Sadly, no matter how great the latest TV is, unless the content you’re watching was shot in the same ratio as your screen, you’re going to end up with letterboxing (horizontal black bars at the top and bottom of the image) or its even uglier cousin, the 4:3 vertical black bars. Shudder. Yes, you can always choose the “fill” option, but who really wants to watch people, places, and things distorted like that?
The ultimate solution would be to have a TV that could dynamically change its shape, stretching out for the most cinematic content, and taking on the appropriate squarish aspect ratio for older, standard-definition content. A roll-up OLED TV could do one of those transformations, but not both. LG thinks it may have found a different solution: Instead of changing your TV’s shape, why not use a pair of sliding panels (which double as your TV’s speakers) to artificially create the different aspect ratios by moving from side to side, as the content requires?
This bizarre idea is unlikely to make it your local big box retailer any time soon, or even the show floor of CES, but LG liked the concept enough it applied for a patent to protect it.

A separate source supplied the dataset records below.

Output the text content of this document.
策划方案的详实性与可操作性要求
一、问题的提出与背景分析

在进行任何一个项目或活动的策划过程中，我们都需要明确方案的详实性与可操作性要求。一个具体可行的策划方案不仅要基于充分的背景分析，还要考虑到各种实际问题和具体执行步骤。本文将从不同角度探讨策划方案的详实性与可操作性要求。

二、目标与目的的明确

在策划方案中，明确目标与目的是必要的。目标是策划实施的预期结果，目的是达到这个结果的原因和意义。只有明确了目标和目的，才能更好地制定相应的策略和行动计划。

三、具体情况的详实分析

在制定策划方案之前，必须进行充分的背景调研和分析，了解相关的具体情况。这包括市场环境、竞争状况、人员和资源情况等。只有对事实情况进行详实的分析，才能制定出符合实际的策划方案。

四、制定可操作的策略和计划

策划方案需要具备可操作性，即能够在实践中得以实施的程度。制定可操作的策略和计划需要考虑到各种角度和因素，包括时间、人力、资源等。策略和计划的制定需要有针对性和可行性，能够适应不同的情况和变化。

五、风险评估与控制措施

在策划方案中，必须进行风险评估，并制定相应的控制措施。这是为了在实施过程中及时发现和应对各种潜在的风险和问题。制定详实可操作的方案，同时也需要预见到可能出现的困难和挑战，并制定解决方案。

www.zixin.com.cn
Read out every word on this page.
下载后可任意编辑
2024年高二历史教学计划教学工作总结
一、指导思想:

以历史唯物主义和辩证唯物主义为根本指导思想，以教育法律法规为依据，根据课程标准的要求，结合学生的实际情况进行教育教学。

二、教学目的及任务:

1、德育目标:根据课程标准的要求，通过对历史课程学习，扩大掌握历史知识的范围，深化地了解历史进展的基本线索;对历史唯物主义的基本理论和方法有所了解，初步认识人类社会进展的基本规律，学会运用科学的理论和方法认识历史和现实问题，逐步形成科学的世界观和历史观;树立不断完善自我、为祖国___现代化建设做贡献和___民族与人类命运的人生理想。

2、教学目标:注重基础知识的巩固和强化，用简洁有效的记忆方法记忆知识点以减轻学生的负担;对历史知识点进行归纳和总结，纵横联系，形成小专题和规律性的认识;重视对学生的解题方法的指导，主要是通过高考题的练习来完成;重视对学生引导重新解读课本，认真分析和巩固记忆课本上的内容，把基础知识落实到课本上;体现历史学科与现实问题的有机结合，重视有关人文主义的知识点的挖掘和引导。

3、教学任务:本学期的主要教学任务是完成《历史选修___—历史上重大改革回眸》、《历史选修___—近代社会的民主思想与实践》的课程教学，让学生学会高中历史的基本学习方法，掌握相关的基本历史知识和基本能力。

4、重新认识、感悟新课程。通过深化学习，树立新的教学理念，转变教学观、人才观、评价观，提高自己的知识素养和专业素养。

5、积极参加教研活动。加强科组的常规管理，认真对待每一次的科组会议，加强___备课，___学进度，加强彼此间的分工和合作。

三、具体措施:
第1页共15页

The design calls for a TV display that uses a native aspect ratio of 21:9, known as “ultrawide.” In this mode, the flat panel speakers sit on the very edges of the screen, letting you see 100 percent of the available display. Shift to 16:9 mode (the ratio of all HDTVs, and most 4K TVs) and the speakers slide inward. Their new locations take the spot of what would have been vertical black bars. Change again to 4:3 mode, and the speakers slide even closer together. Because they aren’t wide enough to cover the entire unused screen real estate, you’d still see black sections of screen at the edges. But perhaps LG feels this will still be a more pleasing arrangement than really, really big black bars.
The patent filing also points to a fourth configuration for the panels, which would give the TV a decidedly artful look, with the speakers arranged side-by-side, toward one end of the screen.
As weird as the concept might be, we’d still love to see LG create a prototype, and let people decide if it’s something they want in their homes.